De pie frente a la Basilica de La Merced, puedes oler el dulce aroma del pan recién horneado que flota en el aire desde una panadería cercana. La fachada ornamentada de la iglesia se alza sobre ti, sus intrincadas tallas capturando la suave luz de la mañana. Los sonidos de Cusco cobran vida a tu alrededor: vendedores que llaman a sus productos, el distante repique de una campana y la charla de los locales. Mientras te preparas para embarcarte en tu breve caminata, sientes el fresco aire de la montaña acariciando tu piel.

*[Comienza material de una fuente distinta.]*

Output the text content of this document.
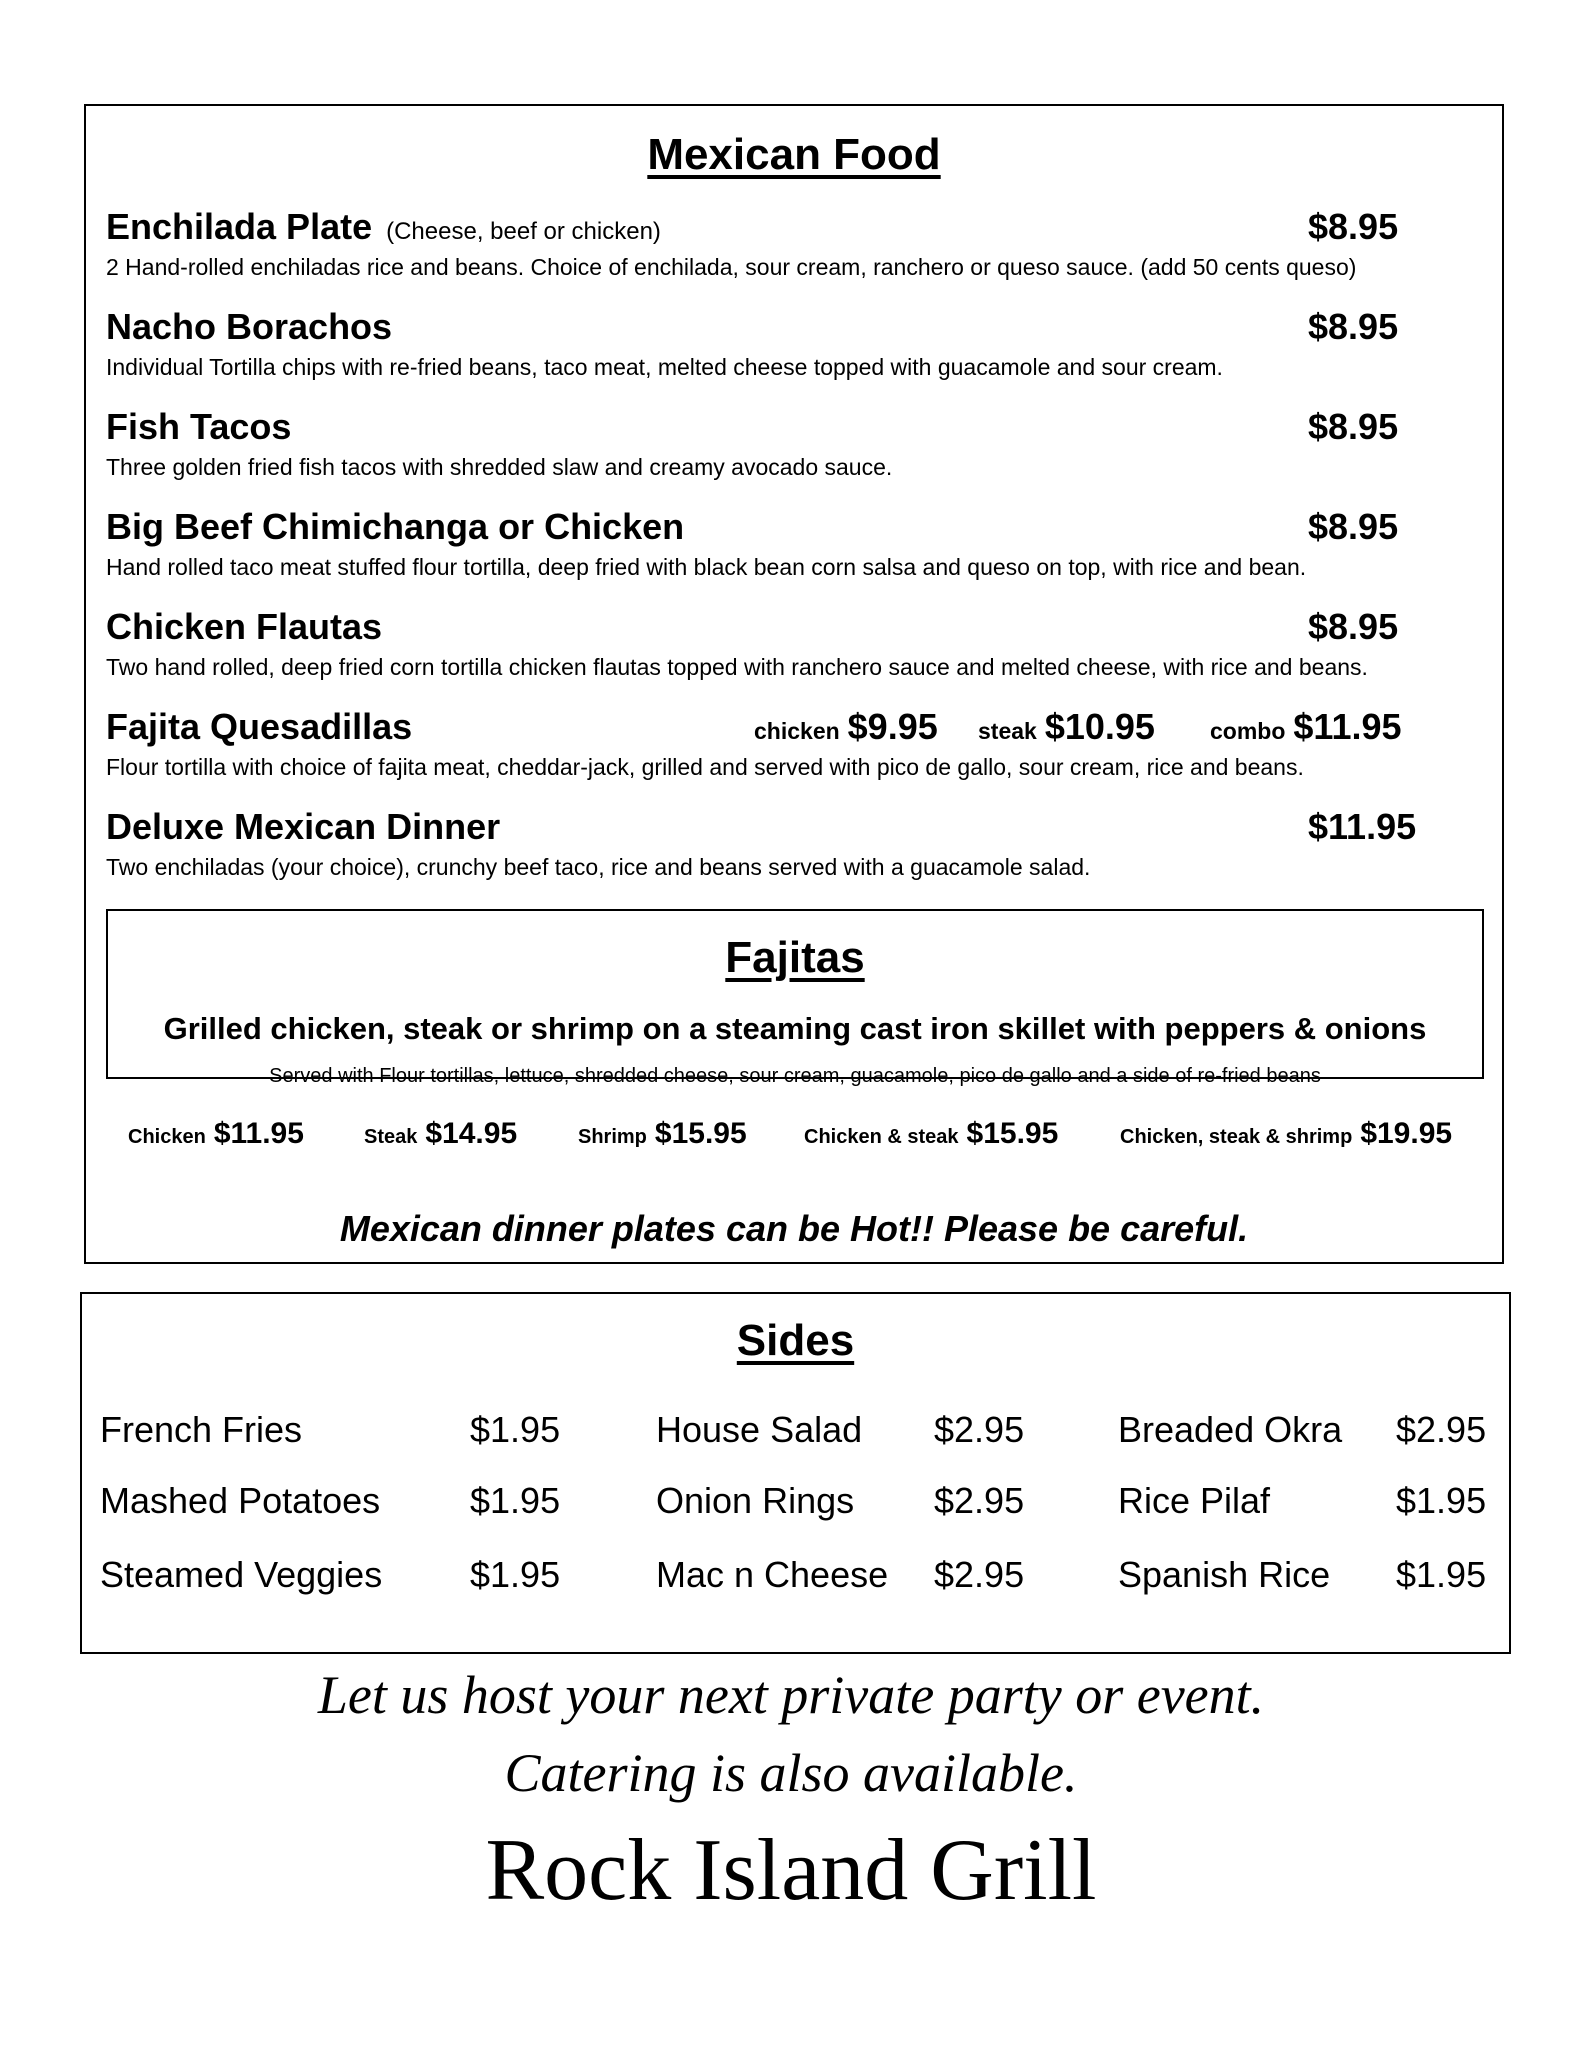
Mexican Food
Enchilada Plate (Cheese, beef or chicken)	$8.95
2 Hand-rolled enchiladas rice and beans. Choice of enchilada, sour cream, ranchero or queso sauce. (add 50 cents queso)
Nacho Borachos	$8.95
Individual Tortilla chips with re-fried beans, taco meat, melted cheese topped with guacamole and sour cream.
Fish Tacos	$8.95
Three golden fried fish tacos with shredded slaw and creamy avocado sauce.
Big Beef Chimichanga or Chicken	$8.95
Hand rolled taco meat stuffed flour tortilla, deep fried with black bean corn salsa and queso on top, with rice and bean.
Chicken Flautas	$8.95
Two hand rolled, deep fried corn tortilla chicken flautas topped with ranchero sauce and melted cheese, with rice and beans.
Fajita Quesadillas	chicken $9.95 steak $10.95 combo $11.95
Flour tortilla with choice of fajita meat, cheddar-jack, grilled and served with pico de gallo, sour cream, rice and beans.
Deluxe Mexican Dinner	$11.95
Two enchiladas (your choice), crunchy beef taco, rice and beans served with a guacamole salad.
Fajitas
Grilled chicken, steak or shrimp on a steaming cast iron skillet with peppers & onions
Served with Flour tortillas, lettuce, shredded cheese, sour cream, guacamole, pico de gallo and a side of re-fried beans
Chicken $11.95	Steak $14.95	Shrimp $15.95	Chicken & steak $15.95	Chicken, steak & shrimp $19.95
Mexican dinner plates can be Hot!! Please be careful.
Sides
French Fries	$1.95	House Salad $2.95	Breaded Okra $2.95
Mashed Potatoes $1.95	Onion Rings $2.95	Rice Pilaf	$1.95
Steamed Veggies $1.95	Mac n Cheese $2.95	Spanish Rice $1.95
Let us host your next private party or event.
Catering is also available.
Rock Island Grill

Al pisar la Calle La Merced, el camino comienza a descender suavemente. Las calles empedradas brillan ligeramente por la reciente lluvia, y puedes escuchar el rítmico golpeteo de los zapatos mientras los locales continúan con su día. Al pasar por la Plaza de Armas, el corazón de la ciudad, notarás el cambio de energía; la plaza a menudo está llena de familias y turistas, disfrutando del sol o disfrutando de un momento frente a la gran catedral. Un poco más adelante, girarás a la Calle Marquez, donde los edificios se estrechan y los sonidos de la plaza se desvanecen en una atmósfera más íntima, punctuada por las risas ocasionales de los niños que juegan cerca.
Ten cuidado con los empedrados desiguales a lo largo de la ruta, ya que pueden ser traicioneros bajo tus pies. El tráfico puede aumentar a medida que te acerques a la Plaza de Armas, así que mantén un ojo en los vehículos, especialmente si cruzas calles. Aunque la zona es generalmente segura, es prudente tener cuidado con los carteristas, particularmente cuando la plaza está llena. Las tiendas pueden tener horarios de apertura variados, así que si esperas detenerte en algún lugar, verifica antes.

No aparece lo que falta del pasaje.